In Portugal findet am 18. Januar 2026 die Präsidentschaftswahl zur Nachfolge von Marcelo Rebelo de Sousa statt.
Zur Wahl stehen elf Kandidaten (zehn Männer, eine Frau).
Für den Wahlsieg ist eine absolute Mehrheit erforderlich; Umfragen erwarten, dass diese im ersten Wahlgang niemand erreicht – eine Stichwahl im Februar gilt als wahrscheinlich.
Chancen auf den Einzug in die Stichwahl haben je nach Umfragen vier oder fünf Bewerber; häufig genannt werden André Ventura (Chega), António José Seguro (Sozialdemokrat) und João Cotrim de Figueiredo (Liberale/konservativ-liberale Liberal Initiative).
Laut einer am Freitag vor der Wahl veröffentlichten Pitagórica-Umfrage liegt Seguro bei 25,1%, Ventura bei 23,0% und Cotrim de Figueiredo bei 22,3% (knappes Rennen innerhalb der Fehlertoleranz).
Chega hat zuletzt stark zugelegt und ist inzwischen zweitstärkste Kraft im Parlament; bei der Parlamentswahl im Mai 2025 kam die Partei auf 22,8% und wurde zur wichtigsten Oppositionskraft.

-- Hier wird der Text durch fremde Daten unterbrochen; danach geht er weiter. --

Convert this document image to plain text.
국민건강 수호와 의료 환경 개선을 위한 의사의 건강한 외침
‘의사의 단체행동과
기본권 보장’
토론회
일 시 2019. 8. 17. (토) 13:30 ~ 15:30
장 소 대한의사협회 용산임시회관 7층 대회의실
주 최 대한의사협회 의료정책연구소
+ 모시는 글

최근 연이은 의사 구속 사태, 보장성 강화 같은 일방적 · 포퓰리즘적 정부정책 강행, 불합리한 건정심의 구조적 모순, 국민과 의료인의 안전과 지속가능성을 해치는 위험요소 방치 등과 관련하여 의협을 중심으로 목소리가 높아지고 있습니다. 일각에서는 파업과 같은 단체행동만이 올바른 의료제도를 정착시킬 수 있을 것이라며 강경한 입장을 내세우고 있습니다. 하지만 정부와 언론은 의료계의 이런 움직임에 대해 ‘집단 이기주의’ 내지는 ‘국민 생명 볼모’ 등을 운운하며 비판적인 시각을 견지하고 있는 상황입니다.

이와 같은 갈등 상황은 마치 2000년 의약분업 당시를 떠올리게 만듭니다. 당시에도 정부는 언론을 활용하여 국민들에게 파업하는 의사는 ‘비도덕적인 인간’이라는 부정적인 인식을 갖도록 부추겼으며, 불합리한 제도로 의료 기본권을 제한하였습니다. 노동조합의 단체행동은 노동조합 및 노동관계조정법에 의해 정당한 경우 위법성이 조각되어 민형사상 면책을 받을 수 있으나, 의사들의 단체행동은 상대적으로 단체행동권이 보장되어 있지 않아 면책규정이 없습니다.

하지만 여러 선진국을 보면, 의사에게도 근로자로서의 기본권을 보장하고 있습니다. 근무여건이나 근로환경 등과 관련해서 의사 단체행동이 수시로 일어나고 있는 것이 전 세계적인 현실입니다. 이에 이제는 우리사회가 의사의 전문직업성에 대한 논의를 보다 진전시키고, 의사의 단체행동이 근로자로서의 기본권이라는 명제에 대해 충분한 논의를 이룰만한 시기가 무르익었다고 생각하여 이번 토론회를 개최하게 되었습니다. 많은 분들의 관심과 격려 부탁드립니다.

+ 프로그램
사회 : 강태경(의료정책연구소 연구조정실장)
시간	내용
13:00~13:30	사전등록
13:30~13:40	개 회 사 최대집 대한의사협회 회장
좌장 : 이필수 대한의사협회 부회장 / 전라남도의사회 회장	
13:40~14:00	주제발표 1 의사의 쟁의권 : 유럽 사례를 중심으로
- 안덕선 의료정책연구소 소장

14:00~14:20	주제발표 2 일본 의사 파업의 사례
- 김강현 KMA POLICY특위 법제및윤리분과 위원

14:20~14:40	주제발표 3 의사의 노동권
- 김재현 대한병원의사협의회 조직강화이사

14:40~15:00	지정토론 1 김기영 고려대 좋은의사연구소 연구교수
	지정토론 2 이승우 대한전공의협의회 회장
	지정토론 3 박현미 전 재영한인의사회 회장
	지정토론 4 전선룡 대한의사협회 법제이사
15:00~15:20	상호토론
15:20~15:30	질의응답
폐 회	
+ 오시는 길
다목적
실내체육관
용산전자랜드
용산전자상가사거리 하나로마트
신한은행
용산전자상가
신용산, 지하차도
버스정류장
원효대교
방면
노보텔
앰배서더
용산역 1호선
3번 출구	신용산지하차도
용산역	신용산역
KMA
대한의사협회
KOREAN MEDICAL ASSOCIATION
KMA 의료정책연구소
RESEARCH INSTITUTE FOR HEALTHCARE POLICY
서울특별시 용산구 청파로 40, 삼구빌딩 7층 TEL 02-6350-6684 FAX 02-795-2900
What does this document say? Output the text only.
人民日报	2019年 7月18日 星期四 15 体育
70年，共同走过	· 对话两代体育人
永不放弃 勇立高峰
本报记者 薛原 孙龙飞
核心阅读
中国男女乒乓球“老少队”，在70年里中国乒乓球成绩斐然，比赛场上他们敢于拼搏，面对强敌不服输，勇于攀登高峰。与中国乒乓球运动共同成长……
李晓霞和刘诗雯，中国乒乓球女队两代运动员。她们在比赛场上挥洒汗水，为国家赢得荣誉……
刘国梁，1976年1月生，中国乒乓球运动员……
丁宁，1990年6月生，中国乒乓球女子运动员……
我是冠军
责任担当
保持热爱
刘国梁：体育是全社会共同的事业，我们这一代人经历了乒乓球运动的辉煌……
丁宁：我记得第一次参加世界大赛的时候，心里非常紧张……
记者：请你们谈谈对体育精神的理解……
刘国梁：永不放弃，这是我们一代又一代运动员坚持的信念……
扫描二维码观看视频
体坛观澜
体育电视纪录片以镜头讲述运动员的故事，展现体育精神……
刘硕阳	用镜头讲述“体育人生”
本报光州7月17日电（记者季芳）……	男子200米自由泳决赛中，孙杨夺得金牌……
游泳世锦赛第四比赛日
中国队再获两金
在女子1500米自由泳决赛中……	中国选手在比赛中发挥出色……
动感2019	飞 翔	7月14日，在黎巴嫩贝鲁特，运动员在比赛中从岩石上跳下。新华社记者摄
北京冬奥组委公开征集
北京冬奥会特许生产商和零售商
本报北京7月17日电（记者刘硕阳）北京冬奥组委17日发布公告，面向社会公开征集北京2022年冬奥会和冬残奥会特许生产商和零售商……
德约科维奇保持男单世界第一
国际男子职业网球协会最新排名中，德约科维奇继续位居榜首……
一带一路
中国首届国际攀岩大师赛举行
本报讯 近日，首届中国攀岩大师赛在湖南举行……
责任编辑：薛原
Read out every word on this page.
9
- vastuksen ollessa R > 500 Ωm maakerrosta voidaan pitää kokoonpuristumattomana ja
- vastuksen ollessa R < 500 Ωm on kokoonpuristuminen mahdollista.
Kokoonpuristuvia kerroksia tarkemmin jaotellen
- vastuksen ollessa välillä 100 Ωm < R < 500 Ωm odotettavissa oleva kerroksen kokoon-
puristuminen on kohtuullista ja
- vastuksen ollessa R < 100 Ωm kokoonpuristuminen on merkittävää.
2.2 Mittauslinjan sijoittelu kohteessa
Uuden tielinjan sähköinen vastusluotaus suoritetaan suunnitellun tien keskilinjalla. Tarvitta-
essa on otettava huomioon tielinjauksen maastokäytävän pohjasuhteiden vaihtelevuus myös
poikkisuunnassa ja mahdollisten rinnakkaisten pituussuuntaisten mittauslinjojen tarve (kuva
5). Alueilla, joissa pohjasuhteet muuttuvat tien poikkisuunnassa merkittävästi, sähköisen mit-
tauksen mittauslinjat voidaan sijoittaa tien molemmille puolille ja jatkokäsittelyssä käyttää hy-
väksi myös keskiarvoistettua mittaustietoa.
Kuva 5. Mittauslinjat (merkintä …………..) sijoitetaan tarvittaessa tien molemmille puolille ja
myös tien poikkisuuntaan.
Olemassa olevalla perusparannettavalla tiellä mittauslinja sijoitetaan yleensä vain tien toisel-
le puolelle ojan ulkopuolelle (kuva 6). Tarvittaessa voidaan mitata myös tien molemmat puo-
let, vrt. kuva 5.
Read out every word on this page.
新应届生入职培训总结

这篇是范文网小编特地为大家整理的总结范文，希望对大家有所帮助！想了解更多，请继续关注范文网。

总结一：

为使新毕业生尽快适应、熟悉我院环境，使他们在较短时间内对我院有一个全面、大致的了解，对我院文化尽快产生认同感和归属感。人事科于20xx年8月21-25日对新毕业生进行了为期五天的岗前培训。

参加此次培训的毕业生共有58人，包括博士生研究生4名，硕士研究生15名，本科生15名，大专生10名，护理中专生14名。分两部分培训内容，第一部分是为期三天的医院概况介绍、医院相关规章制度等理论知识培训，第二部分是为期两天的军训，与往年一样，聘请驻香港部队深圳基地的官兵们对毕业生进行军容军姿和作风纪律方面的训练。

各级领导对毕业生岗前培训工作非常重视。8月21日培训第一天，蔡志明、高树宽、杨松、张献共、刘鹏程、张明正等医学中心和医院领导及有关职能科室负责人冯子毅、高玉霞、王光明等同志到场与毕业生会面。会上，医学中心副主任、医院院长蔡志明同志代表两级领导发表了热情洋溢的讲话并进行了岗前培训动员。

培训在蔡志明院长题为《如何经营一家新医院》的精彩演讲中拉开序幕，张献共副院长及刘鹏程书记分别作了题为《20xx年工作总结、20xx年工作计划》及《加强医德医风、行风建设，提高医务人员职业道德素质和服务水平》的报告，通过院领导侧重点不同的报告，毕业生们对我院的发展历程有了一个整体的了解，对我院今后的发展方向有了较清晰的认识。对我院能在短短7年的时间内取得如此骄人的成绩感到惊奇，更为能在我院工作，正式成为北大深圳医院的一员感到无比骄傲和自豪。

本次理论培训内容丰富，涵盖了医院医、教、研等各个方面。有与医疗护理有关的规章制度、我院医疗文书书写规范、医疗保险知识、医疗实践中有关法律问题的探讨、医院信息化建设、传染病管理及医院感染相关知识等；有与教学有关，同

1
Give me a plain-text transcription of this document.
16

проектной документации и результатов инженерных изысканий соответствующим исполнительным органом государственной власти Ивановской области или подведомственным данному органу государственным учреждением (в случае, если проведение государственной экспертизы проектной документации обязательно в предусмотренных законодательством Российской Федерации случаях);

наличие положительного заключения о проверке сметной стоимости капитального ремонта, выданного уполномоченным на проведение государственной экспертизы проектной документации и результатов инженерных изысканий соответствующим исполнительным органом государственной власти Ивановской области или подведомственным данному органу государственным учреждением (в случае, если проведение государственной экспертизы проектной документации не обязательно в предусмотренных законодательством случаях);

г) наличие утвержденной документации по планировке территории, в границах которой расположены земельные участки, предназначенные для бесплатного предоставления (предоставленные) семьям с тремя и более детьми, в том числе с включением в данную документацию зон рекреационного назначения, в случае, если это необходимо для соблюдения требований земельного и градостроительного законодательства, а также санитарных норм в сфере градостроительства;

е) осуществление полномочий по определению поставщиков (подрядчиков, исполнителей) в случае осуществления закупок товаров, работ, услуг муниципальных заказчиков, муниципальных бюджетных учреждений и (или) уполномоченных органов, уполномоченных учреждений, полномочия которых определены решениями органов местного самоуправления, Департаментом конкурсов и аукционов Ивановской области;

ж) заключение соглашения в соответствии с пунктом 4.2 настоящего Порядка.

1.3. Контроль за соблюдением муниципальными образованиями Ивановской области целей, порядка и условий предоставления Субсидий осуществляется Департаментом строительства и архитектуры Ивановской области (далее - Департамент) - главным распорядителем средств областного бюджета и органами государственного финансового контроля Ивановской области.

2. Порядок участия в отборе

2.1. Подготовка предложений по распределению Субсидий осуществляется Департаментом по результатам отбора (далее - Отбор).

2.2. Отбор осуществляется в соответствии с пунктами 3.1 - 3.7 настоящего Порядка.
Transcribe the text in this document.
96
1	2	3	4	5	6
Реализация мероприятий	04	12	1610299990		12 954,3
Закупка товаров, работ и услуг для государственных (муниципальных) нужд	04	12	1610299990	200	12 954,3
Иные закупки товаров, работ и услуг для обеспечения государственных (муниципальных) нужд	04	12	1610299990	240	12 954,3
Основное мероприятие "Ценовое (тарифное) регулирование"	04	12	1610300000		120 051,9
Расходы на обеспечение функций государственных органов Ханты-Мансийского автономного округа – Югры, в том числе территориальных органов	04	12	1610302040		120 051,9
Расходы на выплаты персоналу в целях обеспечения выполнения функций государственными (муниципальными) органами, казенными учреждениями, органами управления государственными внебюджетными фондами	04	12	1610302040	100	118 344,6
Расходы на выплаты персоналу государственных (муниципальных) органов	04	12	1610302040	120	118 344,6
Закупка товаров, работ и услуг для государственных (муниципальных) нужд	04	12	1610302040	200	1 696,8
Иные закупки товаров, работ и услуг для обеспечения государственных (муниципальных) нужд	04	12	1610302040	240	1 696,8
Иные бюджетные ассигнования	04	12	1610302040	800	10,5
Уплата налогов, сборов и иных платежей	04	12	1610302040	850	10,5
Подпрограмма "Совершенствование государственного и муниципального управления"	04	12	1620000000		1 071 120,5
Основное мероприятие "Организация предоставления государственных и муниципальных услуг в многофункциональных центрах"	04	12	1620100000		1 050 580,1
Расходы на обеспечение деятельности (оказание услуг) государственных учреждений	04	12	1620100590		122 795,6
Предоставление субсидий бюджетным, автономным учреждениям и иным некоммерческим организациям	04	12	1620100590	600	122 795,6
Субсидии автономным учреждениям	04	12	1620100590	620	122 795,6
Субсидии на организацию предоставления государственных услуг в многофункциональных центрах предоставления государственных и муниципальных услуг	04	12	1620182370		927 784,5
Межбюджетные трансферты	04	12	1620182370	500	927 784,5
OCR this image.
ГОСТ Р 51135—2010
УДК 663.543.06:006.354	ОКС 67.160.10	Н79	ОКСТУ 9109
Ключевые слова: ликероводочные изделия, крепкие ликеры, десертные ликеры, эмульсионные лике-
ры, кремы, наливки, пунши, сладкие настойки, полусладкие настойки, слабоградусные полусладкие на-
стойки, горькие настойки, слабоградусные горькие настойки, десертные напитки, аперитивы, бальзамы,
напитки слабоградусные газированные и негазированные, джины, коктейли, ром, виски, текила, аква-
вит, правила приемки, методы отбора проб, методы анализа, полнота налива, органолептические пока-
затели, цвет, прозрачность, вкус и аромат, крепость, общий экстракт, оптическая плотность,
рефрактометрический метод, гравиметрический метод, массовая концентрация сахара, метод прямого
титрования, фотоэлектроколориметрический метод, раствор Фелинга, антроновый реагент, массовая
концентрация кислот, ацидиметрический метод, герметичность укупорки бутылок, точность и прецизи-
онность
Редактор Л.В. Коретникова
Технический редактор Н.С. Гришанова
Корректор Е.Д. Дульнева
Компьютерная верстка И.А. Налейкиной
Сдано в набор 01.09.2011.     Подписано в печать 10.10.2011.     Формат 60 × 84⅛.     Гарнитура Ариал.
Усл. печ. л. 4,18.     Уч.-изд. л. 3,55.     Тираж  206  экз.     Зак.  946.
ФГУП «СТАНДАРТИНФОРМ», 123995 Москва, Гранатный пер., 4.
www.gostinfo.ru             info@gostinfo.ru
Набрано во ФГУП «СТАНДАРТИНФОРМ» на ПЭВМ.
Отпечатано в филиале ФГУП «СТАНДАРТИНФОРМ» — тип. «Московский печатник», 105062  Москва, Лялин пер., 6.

Ventura polarisiert: In Stichwahl-Szenarien würden sich Umfragen zufolge mehr als 60% der Wähler gegen ihn aussprechen – stärker als bei jedem anderen Kandidaten.
Portugal ist eine semipräsidentielle Demokratie: Der Präsident hat überwiegend repräsentative Aufgaben, aber wichtige Befugnisse (u.a. Oberbefehl über die Streitkräfte, Auflösung des Parlaments, Vetorecht).
Marcelo Rebelo de Sousa hat das Parlament in den vergangenen vier Jahren dreimal aufgelöst.
Ausblick
"Da voraussichtlich kein Kandidat im ersten Wahlgang die absolute Mehrheit erreicht, richtet sich der Blick auf eine Stichwahl im Februar. Entscheidend wird sein, welche Bewerber diese erreichen und ob sich – wie Umfragen nahelegen – eine breite Anti-Ventura-Mehrheit formiert."